Boraku, todavía mareado por el alcohol, caminó tambaleándose hacia los recién llegados. Su imponente altura obligó a la mujer a alzar la vista para mirarlo directamente.
—¿Qué demonios quieres? —dijo Boraku con un gruñido, mientras se acercaba un paso más—. ¡Fuera de aquí!
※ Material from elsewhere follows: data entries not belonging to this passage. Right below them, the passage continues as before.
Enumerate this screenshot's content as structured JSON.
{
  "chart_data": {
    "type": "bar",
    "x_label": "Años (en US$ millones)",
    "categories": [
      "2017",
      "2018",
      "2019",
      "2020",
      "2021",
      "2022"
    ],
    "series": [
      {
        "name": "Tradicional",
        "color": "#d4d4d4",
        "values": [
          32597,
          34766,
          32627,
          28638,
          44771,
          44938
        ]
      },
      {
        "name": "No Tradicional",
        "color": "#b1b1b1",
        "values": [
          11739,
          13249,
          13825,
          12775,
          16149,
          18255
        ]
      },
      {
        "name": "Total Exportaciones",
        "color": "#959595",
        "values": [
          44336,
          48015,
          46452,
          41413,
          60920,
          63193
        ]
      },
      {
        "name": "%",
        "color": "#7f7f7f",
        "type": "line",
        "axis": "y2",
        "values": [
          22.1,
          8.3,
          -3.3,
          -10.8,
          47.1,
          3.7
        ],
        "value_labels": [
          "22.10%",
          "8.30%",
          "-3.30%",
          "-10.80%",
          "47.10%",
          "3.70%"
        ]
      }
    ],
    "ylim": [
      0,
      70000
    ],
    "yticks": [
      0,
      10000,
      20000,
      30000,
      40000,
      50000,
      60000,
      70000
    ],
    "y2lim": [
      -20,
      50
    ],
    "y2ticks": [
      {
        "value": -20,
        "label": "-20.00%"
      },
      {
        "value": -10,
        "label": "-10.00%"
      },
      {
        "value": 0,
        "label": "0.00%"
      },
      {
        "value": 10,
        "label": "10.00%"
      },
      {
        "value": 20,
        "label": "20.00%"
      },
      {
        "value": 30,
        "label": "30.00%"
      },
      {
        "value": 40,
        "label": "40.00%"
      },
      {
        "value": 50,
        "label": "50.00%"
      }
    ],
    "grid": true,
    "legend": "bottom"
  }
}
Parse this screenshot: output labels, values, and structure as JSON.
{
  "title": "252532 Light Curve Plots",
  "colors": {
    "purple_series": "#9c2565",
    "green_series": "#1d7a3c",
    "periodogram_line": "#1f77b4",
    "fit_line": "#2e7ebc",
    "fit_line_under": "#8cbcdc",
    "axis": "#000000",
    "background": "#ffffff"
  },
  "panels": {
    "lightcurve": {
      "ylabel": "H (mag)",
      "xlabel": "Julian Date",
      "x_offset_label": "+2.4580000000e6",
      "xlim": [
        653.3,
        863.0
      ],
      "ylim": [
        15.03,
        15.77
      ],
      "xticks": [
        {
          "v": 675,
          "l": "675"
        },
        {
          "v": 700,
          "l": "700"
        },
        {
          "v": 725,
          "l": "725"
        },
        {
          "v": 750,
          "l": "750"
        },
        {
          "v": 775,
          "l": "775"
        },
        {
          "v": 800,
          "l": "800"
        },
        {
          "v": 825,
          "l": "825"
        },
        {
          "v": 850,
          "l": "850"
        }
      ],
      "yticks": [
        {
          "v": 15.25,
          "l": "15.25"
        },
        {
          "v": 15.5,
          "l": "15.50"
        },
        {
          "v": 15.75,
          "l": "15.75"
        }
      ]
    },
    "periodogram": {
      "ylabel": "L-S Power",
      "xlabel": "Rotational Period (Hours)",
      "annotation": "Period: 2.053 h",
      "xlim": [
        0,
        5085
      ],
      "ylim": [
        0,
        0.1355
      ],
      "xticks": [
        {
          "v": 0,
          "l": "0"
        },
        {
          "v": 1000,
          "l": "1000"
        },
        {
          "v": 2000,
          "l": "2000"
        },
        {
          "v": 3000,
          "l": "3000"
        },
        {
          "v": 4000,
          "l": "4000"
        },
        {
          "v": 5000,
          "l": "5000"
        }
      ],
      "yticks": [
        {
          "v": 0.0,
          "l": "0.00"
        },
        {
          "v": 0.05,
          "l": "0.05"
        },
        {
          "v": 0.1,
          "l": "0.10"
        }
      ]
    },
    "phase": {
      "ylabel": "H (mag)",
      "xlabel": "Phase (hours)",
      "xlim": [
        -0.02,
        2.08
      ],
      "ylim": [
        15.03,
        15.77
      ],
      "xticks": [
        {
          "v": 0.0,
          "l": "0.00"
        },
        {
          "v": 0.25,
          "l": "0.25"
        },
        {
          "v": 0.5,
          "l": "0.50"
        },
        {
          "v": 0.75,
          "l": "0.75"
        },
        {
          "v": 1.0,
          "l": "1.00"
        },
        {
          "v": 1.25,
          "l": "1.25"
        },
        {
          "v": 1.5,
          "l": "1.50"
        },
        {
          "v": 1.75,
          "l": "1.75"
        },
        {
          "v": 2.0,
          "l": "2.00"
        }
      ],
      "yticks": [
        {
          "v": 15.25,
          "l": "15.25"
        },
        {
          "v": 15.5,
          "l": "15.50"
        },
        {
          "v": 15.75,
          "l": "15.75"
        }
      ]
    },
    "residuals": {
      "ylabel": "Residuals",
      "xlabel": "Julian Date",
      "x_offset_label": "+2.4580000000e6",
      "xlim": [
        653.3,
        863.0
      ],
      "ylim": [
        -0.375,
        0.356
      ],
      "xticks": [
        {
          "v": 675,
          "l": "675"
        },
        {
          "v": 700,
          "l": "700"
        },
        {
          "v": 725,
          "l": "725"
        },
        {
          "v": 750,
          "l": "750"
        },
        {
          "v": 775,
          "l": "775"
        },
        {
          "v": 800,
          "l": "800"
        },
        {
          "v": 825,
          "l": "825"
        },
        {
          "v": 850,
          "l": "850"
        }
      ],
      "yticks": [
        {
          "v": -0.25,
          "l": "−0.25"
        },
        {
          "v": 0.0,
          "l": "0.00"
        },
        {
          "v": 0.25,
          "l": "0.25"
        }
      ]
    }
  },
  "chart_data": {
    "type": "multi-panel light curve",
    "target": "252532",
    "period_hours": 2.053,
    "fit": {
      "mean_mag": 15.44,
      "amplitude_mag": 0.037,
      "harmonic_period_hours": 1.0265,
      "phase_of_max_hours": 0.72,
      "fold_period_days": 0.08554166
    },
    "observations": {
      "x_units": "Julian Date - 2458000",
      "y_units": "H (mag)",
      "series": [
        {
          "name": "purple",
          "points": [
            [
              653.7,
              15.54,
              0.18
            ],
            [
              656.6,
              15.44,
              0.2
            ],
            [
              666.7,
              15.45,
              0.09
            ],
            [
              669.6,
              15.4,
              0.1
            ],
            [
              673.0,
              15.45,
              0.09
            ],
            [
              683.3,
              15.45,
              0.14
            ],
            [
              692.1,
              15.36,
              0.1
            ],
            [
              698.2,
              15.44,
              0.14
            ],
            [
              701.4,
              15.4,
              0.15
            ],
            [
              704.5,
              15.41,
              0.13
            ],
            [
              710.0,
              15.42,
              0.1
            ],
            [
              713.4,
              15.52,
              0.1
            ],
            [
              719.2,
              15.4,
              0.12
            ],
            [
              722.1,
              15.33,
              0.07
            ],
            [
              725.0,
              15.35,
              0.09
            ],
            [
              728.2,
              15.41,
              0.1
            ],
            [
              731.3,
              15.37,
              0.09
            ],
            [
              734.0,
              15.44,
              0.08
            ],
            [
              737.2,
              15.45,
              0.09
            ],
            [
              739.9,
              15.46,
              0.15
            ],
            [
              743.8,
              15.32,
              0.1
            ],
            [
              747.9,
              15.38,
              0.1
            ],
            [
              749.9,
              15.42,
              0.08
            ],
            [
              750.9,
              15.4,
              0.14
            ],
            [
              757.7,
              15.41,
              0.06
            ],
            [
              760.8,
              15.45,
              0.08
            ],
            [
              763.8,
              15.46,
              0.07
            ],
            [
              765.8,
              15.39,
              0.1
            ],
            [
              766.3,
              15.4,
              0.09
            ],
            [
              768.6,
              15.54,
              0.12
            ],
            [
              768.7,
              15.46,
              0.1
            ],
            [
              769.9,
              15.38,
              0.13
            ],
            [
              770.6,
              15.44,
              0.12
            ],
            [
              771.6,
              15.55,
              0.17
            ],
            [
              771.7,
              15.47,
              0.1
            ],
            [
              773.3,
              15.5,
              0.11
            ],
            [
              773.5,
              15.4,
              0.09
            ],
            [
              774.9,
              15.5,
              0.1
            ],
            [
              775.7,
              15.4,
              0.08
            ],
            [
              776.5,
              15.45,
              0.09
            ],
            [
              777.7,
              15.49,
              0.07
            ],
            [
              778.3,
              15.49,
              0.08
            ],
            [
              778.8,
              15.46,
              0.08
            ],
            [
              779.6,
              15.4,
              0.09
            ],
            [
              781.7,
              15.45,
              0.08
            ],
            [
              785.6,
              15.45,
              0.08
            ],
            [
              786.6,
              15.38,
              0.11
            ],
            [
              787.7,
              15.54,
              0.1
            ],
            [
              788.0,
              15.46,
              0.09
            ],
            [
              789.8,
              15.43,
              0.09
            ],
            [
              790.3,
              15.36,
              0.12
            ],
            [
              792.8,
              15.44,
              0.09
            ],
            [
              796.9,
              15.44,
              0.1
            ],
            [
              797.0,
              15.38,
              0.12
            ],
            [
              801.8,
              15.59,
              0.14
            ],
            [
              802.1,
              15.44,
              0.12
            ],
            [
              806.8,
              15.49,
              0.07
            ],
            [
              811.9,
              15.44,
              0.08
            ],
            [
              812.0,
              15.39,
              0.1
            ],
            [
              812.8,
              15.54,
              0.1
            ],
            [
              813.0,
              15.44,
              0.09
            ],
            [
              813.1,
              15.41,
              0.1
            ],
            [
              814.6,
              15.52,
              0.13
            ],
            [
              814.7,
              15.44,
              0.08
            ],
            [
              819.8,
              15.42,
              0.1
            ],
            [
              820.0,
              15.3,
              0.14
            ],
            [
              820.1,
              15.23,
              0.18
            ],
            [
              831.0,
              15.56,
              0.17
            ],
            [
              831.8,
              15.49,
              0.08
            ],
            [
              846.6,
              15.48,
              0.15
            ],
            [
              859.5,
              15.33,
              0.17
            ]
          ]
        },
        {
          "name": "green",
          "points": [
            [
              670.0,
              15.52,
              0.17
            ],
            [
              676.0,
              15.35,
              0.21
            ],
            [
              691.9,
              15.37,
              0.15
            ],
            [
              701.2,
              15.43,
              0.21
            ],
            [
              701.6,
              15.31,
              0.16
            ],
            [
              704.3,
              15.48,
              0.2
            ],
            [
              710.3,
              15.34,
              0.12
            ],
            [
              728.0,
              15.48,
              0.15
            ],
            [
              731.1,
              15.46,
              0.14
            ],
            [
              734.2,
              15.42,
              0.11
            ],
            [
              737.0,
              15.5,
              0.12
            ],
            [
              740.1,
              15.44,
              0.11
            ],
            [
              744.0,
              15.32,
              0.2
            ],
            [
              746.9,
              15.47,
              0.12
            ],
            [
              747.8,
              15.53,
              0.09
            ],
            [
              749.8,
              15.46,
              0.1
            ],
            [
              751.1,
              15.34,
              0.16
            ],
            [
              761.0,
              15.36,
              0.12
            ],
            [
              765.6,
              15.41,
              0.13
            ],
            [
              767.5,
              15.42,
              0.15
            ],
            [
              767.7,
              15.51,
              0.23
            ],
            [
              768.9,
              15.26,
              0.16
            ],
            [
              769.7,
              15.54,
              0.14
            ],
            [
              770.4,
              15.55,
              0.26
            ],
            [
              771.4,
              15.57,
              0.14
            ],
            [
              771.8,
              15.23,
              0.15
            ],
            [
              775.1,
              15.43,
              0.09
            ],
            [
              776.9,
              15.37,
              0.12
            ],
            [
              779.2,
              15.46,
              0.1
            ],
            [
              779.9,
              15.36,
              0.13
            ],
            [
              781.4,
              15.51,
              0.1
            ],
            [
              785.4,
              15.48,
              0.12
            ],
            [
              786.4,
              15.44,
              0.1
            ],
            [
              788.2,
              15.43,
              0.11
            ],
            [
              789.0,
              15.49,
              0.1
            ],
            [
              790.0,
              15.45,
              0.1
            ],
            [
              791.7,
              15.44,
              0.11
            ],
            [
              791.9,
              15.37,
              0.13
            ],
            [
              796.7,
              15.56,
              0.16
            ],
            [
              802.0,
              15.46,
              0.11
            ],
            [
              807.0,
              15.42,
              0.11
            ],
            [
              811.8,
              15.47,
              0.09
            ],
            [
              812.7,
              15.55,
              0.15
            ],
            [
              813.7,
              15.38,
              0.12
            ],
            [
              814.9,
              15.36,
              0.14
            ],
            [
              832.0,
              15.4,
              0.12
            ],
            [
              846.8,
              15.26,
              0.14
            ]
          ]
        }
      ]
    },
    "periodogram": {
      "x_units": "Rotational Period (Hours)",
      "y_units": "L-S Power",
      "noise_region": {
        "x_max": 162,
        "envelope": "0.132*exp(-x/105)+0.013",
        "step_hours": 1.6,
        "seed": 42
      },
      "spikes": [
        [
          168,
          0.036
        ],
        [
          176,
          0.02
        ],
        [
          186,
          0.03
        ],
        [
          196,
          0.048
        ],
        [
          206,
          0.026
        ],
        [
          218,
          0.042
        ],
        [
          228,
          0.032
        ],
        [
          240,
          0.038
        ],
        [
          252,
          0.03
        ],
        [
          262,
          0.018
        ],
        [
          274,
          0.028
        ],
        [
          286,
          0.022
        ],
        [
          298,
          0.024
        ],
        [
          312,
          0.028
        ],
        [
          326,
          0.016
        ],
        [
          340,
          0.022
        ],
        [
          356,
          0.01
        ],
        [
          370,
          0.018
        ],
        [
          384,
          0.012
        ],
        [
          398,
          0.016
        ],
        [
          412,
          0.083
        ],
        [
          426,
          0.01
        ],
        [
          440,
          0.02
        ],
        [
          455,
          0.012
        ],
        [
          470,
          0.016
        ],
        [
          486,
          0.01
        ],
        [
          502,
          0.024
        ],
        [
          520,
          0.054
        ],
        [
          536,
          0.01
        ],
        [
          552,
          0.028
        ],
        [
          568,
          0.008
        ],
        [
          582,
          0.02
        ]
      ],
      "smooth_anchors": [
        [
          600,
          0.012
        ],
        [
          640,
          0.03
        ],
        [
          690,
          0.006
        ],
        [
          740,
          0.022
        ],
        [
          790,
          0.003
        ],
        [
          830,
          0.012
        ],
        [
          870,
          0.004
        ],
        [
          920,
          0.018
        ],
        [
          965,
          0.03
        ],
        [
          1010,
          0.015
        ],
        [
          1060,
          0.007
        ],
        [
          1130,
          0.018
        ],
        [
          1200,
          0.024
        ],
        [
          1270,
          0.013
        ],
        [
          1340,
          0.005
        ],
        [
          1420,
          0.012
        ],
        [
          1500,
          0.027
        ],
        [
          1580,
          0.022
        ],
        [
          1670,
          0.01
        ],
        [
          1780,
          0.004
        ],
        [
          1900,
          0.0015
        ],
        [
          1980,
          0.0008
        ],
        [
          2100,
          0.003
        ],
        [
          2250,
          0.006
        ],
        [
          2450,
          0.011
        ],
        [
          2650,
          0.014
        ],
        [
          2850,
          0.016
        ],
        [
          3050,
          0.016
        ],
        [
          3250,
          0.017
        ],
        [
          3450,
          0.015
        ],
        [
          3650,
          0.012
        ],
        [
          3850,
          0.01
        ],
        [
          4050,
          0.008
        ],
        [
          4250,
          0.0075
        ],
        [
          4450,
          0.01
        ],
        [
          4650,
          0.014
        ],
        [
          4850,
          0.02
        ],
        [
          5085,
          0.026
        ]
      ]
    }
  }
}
Aproveché el enfrentamiento para poner mi chaqueta a Saloscon y esconderme rápidamente debajo de la mesa.
—Maldito farsante —susurró la mujer entre risas contenidas—. Si te alzas sobre el resto, supongo que tienes la información que necesito.
El comentario no hizo más que sacar de quicio a Boraku, que, con un rugido, levantó su puño derecho, listo para golpearla.
—Yo no tengo miedo a nada ni a nadie —dijo la mujer, apretando los dientes mientras desenvainaba la espada que llevaba oculta bajo su capa.
El filo del arma cortó el aire, dejando tras de sí un leve destello que parecía chispear como rayos fugaces, y alcanzando el cuello de Boraku antes de que pudiera siquiera rozarla. Un profundo tajo hizo que la sangre brotara en borbotones, empapando el suelo. Boraku cayó al piso con un gemido desgarrador.
—¡Aaagghhh! —su agonía trajo el terror a la taberna.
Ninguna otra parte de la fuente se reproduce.